At the United Nations General Assembly in New York, Johnson will call for greater global action to address what he will describe as the twin threats of climate change and the loss of biodiversity.
Reuters Newsagency reports that it also announced a £ 220 million fund to help save endangered animals such as the black rhino, the African elephant, the snow leopard and the Sumatran tiger.
The Ayrton Fund, named for British physicist and suffragette Hertha Ayrton, will consist of aid money for British and foreign scientists and engineers to develop new clean energy technologies in partnership with developing countries.
"If we get it right, future generations will see climate change as a problem that we solved through determined global action and the prowess of technology," Johnson said in a statement ahead of his visit to New York.
“This innovative use of aid money benefits us all and shows how we can use our aid budget to tackle climate change.

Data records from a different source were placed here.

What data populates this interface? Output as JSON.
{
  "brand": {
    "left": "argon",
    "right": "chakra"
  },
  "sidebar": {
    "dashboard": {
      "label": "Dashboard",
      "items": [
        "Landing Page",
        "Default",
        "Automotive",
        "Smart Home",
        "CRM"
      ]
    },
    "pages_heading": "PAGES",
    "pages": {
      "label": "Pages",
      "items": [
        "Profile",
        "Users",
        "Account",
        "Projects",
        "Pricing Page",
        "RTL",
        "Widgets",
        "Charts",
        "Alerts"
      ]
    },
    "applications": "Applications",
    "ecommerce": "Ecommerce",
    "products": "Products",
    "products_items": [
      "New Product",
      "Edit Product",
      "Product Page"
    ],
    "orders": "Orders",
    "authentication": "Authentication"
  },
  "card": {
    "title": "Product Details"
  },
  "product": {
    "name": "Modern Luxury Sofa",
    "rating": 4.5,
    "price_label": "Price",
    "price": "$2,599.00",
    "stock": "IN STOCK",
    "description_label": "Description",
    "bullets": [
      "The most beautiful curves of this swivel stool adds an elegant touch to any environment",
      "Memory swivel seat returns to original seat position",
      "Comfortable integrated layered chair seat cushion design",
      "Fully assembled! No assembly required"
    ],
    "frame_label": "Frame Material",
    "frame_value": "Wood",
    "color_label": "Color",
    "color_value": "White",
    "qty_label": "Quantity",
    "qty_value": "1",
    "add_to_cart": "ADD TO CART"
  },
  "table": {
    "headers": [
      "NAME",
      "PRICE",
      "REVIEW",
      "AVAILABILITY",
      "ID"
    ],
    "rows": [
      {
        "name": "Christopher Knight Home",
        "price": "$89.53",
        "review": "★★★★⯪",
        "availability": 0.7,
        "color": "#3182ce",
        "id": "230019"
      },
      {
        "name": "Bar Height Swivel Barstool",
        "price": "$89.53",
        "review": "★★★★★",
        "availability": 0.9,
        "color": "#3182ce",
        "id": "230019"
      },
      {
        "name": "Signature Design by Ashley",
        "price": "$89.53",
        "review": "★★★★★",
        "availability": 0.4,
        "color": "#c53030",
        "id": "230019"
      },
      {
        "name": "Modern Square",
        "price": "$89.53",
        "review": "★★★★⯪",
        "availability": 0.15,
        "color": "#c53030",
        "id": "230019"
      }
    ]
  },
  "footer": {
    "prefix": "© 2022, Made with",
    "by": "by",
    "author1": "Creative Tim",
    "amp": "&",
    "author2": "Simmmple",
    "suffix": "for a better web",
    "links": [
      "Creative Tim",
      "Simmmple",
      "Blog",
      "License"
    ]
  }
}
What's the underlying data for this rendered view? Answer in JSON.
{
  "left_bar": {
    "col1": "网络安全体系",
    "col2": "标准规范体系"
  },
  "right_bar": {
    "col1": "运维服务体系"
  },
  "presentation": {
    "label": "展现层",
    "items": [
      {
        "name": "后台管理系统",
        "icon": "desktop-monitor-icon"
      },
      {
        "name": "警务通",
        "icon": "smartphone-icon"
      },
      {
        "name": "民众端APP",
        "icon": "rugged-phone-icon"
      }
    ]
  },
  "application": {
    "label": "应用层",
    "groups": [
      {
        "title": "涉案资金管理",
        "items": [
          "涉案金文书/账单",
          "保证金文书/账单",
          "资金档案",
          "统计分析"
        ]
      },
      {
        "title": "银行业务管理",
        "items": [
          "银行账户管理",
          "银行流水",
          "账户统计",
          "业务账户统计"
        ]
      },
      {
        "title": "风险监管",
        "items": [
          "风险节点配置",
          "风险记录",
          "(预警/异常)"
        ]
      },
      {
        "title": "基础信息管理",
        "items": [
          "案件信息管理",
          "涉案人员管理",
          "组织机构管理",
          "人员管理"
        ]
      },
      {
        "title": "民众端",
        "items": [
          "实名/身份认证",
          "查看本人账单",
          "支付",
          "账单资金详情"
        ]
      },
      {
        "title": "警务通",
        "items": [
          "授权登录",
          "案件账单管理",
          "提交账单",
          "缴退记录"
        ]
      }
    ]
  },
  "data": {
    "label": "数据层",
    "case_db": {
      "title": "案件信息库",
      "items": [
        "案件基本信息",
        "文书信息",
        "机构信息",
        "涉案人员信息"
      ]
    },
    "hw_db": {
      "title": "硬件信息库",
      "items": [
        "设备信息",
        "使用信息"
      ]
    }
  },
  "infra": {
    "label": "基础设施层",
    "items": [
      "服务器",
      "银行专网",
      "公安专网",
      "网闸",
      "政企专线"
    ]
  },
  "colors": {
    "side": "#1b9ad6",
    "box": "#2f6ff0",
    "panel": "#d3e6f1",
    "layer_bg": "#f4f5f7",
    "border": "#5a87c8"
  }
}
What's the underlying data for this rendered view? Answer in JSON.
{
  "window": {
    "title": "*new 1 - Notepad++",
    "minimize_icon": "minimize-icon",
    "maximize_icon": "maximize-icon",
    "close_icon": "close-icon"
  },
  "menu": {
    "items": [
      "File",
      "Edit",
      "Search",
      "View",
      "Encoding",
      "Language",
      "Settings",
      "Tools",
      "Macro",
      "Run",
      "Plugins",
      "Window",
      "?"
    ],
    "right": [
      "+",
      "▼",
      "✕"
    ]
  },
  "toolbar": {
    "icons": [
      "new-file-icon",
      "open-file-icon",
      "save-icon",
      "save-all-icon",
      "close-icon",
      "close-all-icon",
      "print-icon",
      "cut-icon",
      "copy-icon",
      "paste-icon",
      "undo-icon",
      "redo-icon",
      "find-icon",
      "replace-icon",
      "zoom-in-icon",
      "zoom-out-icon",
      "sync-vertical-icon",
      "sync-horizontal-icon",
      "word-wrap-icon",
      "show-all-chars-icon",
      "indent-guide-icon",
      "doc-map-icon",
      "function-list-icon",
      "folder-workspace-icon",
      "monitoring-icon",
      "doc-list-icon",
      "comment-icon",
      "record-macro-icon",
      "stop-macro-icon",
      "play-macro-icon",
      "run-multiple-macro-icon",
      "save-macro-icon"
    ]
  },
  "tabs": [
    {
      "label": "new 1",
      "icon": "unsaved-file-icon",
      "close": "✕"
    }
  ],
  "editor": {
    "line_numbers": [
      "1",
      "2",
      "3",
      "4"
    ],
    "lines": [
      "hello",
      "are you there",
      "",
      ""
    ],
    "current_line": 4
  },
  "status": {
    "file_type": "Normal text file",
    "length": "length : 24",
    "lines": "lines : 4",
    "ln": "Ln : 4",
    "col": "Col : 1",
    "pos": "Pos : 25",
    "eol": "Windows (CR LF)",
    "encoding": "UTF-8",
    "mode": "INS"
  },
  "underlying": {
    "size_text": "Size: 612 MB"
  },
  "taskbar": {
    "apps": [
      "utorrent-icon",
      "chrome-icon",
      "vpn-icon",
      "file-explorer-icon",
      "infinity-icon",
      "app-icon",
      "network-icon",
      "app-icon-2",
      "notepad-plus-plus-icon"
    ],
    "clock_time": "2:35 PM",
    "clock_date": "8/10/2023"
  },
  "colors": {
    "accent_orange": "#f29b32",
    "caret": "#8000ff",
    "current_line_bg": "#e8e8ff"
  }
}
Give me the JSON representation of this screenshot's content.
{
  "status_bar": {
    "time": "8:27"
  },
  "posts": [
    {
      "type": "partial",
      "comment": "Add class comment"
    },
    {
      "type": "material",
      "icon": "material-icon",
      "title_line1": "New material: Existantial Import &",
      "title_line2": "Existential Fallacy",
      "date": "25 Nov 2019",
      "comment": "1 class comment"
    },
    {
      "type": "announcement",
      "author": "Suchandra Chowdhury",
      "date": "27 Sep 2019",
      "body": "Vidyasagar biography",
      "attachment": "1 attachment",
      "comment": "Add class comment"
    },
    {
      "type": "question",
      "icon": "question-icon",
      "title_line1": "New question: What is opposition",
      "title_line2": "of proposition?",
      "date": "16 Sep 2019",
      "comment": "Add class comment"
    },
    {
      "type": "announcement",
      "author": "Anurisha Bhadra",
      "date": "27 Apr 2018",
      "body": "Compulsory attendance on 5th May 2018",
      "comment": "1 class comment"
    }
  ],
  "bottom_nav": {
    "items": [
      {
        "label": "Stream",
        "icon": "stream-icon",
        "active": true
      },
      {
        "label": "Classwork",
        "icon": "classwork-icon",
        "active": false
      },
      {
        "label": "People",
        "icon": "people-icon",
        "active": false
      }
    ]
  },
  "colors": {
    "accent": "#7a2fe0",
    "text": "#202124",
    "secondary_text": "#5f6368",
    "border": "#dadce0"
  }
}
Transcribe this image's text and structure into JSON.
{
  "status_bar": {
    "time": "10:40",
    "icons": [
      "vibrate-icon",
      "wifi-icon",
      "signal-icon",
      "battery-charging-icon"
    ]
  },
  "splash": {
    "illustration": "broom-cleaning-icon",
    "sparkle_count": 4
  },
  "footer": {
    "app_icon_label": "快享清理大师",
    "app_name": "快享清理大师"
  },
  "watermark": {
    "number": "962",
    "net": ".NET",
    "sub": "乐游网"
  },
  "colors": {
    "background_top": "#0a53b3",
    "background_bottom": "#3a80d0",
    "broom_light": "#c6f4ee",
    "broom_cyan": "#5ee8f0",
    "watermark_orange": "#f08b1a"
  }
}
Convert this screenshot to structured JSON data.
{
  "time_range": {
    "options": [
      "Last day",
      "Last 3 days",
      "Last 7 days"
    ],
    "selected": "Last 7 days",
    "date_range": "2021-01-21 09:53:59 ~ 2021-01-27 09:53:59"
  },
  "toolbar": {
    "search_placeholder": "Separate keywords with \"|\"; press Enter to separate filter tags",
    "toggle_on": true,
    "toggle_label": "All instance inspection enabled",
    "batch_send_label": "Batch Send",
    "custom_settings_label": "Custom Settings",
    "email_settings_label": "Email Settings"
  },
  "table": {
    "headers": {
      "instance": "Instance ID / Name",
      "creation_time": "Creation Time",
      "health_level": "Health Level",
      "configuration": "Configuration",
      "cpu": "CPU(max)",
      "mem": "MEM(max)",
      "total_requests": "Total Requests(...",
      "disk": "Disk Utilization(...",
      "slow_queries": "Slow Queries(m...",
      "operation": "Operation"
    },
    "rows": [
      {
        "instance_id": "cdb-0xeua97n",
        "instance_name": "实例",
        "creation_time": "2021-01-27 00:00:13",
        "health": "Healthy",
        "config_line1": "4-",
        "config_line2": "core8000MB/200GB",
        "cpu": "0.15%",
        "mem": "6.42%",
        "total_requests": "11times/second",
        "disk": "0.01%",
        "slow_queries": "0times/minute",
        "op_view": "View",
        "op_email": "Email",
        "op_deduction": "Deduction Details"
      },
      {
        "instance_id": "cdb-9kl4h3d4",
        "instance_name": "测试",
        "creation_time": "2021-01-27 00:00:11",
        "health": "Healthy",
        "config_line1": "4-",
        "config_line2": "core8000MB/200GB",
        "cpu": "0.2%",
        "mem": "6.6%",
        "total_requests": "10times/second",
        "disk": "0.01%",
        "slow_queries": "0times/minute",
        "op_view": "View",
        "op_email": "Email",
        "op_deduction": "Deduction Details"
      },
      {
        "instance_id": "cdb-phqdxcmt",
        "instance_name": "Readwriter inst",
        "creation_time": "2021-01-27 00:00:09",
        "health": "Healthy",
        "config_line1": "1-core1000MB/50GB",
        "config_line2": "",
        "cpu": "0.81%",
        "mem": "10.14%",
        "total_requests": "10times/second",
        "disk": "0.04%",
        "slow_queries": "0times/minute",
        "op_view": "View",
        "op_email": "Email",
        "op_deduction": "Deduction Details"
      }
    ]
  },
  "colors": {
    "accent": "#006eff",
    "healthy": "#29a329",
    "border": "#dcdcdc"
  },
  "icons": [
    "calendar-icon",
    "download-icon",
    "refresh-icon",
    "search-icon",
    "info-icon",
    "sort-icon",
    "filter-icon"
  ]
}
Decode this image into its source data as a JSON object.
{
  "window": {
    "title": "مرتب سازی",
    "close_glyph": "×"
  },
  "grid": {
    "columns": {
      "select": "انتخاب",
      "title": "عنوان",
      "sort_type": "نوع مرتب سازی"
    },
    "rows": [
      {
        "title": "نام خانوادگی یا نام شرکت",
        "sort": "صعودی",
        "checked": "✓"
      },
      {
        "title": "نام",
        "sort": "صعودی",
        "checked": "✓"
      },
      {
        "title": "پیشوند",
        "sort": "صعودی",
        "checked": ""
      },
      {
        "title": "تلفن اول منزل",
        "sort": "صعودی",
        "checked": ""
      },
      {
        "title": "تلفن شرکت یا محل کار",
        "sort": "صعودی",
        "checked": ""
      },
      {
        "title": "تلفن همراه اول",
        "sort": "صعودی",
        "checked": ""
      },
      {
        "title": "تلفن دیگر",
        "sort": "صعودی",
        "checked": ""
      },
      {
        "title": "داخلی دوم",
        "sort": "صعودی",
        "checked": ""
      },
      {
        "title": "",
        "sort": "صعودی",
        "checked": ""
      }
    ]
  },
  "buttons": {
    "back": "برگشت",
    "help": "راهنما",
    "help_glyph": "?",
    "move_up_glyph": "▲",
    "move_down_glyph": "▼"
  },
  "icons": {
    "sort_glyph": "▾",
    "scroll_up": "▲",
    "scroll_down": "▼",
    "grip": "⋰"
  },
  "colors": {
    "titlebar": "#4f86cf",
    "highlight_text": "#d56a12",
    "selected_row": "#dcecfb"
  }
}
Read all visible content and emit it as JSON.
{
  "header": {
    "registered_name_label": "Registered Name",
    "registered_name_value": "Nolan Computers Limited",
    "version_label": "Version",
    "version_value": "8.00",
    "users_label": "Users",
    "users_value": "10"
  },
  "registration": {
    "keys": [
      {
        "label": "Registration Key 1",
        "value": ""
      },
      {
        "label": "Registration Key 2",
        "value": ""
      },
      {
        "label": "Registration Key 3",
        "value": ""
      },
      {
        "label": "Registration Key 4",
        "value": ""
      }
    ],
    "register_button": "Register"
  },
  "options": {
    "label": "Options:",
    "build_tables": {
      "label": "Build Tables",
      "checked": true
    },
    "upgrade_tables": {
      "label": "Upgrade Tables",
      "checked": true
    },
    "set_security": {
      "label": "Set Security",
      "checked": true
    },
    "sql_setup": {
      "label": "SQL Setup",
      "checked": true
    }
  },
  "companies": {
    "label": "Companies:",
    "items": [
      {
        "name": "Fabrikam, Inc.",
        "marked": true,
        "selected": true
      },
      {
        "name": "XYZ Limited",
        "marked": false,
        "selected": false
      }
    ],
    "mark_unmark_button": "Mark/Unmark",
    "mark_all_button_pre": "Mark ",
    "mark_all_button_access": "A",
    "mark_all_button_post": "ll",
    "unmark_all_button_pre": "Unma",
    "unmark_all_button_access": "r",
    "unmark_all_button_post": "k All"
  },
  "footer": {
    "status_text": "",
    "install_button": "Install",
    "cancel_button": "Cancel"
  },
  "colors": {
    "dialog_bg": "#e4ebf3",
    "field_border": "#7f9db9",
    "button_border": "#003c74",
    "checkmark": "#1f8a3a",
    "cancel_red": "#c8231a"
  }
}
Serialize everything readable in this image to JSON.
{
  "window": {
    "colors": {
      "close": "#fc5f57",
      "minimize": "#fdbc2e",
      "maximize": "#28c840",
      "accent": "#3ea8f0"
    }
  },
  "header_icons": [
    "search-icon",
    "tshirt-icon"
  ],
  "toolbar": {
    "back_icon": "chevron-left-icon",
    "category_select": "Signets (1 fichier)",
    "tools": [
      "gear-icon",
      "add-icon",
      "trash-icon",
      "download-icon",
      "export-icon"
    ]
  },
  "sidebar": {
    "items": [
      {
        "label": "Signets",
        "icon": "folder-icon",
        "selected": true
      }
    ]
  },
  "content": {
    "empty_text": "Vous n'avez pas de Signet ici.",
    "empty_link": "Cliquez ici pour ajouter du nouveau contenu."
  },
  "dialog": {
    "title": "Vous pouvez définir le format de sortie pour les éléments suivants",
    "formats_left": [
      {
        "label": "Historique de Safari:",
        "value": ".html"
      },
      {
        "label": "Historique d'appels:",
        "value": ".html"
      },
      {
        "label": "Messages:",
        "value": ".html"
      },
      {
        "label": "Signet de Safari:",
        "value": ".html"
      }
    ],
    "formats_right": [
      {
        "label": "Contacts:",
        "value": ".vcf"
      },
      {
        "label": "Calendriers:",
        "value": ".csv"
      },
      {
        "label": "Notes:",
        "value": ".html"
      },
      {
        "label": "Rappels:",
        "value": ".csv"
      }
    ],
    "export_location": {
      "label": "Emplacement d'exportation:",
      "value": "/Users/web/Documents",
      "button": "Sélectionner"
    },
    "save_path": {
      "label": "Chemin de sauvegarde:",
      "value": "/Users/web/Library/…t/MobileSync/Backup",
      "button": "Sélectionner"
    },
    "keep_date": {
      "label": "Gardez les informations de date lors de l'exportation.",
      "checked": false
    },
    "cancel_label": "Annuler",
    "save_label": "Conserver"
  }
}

"The Ayrton Fund will support scientists and our world's leading technology industry, reducing emissions in the poorest countries with the help of our local talent."
The money is intended to help developing countries reduce emissions through measures such as the use of solar technology, the improvement of large-scale battery technology to replace diesel generators, the design of clean stoves to reduce the use of firewood, the use of electric and low-emission vehicles and the reduction of emissions from polluting factories Industries such as iron and steel.
Reuters reports that the £ 220 million biodiversity fund will also invest in projects to combat the illegal wildlife trade by strengthening law enforcement, training rangers against poaching and helping communities find ways. alternatives to earn a living.
"We can't just sit back and watch priceless endangered species being wiped off the face of the earth by our own carelessness and criminality," Johnson said.
"We are stepping up UK efforts with a new action plan to save the natural world, and I would like to see leaders in New York this week commit to doing the same."
Britain will also commit nearly £ 40 million to protect and preserve the world's forests.